Nephrotic syndrome (NS) is a common pediatric urinary system disease. The aim in this work was to investigate the changes in pediatric NS-related metabolites through serum metabolomics, and explore the new potential metabolites and differential metabolic pathways.
Serum samples from 40 pediatric patients with nephrotic syndrome and 40 healthy controls were collected. The targeted and non-targeted metabolomics analyses were performed to determine the metabolic changes in pediatric NS. Based on multivariate statistical analysis and the regression model, the serum potential metabolites were screened and different metabolic pathways were explored.
39 differential metabolites in pediatric NS were obtained based on the metabolomics analysis. 12 differential metabolites (serine, C18: 2 (EFA), C18: 2 (FFA), Isonuatigenin 3- [rhamnosyl- (1- > 2) -glucoside], C18: 4 (EFA), C18: 4 (FFA), caprylic acid, citric acid, methylmalonic acid, caproic acid, canavalioside and uroporphyrin were identified to establish the diagnostic model for pediatric NS. Five metabolic pathways including TCA cycle, amino acid metabolism, bile acid biosynthesis, linoleate metabolism and glyoxylate and dicarboxylate metabolism were the key differential metabolic pathways.

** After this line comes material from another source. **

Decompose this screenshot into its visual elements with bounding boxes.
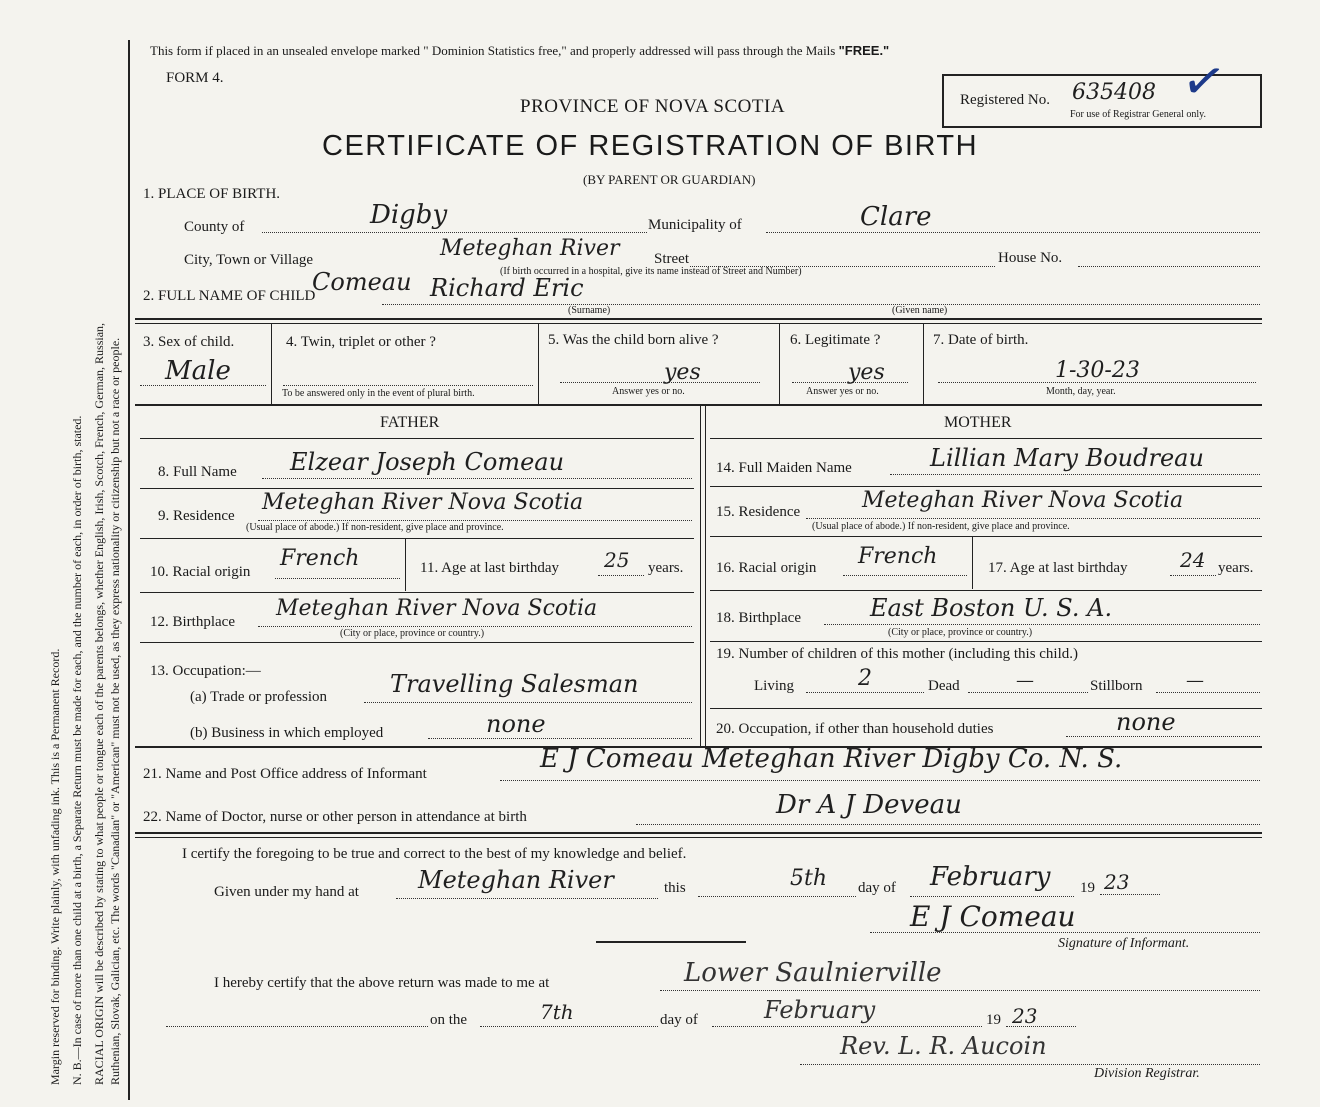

These data elucidated the metabolic alterations associated with pediatric NS and suggested a new diagnosis model for monitoring pediatric NS. The current study provides the useful information to bridge the gaps in our understanding of the metabolic alterations associated with pediatric NS and might facilitate the characterization of pediatric NS patients by performing serum metabolomics.

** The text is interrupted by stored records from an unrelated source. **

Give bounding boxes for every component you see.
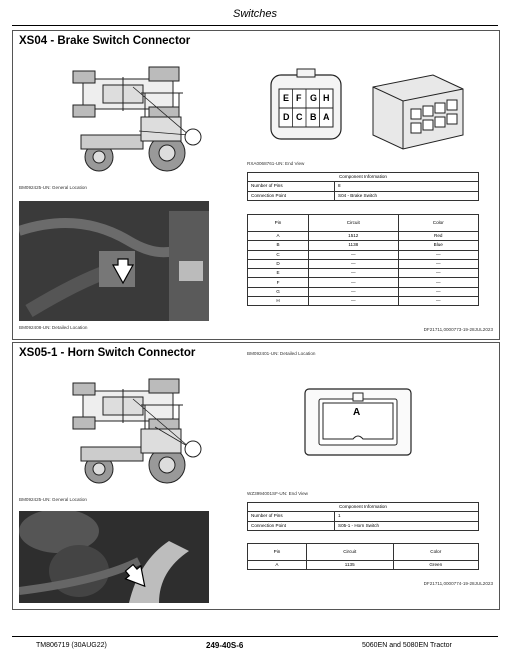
doc-reference: DF21711,0000773-19-28JUL2023 [423,327,493,332]
general-location-caption: BM092425-UN: General Location [19,497,87,502]
footer-right: 5060EN and 5080EN Tractor [362,642,452,649]
doc-reference: DF21711,0000774-19-28JUL2023 [423,581,493,586]
table-row: A 1512 Red [248,232,479,241]
table-row: Number of Pins 1 [248,512,479,521]
table-row: Connection Point S05-1 - Horn Switch [248,521,479,530]
table-row: A 1135 Green [248,561,479,570]
table-row: Number of Pins 8 [248,182,479,191]
connector-end-view-illustration [303,387,413,457]
tractor-general-location-illustration [63,369,213,489]
detailed-location-photo [19,511,209,603]
connector-pin-labels [279,89,333,127]
detailed-location-caption: BM092408-UN: Detailed Location [19,325,88,330]
pin-label: C [296,112,303,122]
end-view-caption: WZ3994001SF-UN: End View [247,491,308,496]
connector-title: XS04 - Brake Switch Connector [19,35,191,47]
pin-label: B [310,112,317,122]
pin-label: A [353,407,361,418]
tractor-general-location-illustration [63,57,213,177]
table-row: Connection Point S04 - Brake Switch [248,191,479,200]
pin-label: G [310,93,318,103]
footer-rule [12,636,498,637]
footer-left: TM806719 (30AUG22) [36,642,107,649]
detailed-location-photo [19,201,209,321]
pin-label: D [283,112,290,122]
general-location-caption: BM092425-UN: General Location [19,185,87,190]
section-header: Switches [232,8,278,20]
pin-table: Pin Circuit Color A 1135 Green [247,543,479,570]
detailed-location-caption: BM092401-UN: Detailed Location [247,351,316,356]
table-row: G — — [248,287,479,296]
connector-title: XS05-1 - Horn Switch Connector [19,347,196,359]
footer-page-number: 249-40S-6 [206,641,244,650]
connector-panel-xs04 [12,30,500,340]
end-view-caption: RXA0068761-UN: End View [247,161,305,166]
pin-table: Pin Circuit Color A 1512 Red B 1138 Blue C — — D — — E — — F — — G — — H — — [247,214,479,306]
table-row: H — — [248,297,479,306]
pin-label: A [323,112,330,122]
component-info-table [247,172,479,201]
component-info-title: Component Information [248,173,479,182]
table-row: D — — [248,259,479,268]
table-row: F — — [248,278,479,287]
pin-label: H [323,93,330,103]
table-row: E — — [248,269,479,278]
header-rule [12,25,498,26]
table-row: C — — [248,250,479,259]
table-row: B 1138 Blue [248,241,479,250]
component-info-title: Component Information [248,503,479,512]
pin-label: F [296,93,302,103]
pin-label: E [283,93,290,103]
component-info-table [247,502,479,531]
connector-panel-xs05-1 [12,342,500,610]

肾病综合征(NS)是一种常见的儿科泌尿系统疾病。本研究旨在通过血清代谢组学研究儿科肾病综合征相关代谢物的变化,并探索新的潜在代谢物和差异代谢途径。
收集40例儿科肾病综合征患者和40例健康对照的血清样本。进行靶向和非靶向代谢组学分析以确定儿科肾病综合征的代谢变化。基于多变量统计分析和回归模型,筛选血清潜在代谢物并探索不同的代谢途径。
基于代谢组学分析获得了39种儿科肾病综合征差异代谢物。鉴定出12种差异代谢物(丝氨酸、C18:2(必需脂肪酸)、C18:2(游离脂肪酸)、异欧前胡素3 - [鼠李糖基 - (1->2)-葡萄糖苷]、C18:4(必需脂肪酸)、C18:4(游离脂肪酸)、辛酸、柠檬酸、甲基丙二酸、己酸、刀豆球蛋白A糖苷和尿卟啉)以建立儿科肾病综合征的诊断模型。包括三羧酸循环、氨基酸代谢、胆汁酸生物合成、亚油酸代谢和乙醛酸及二羧酸代谢在内的五条代谢途径是关键的差异代谢途径。
这些数据阐明了与儿科肾病综合征相关的代谢改变,并提出了一种监测儿科肾病综合征的新诊断模型。本研究提供了有用信息,以填补我们对与儿科肾病综合征相关代谢改变理解上的空白,并可能通过进行血清代谢组学促进儿科肾病综合征患者的特征化。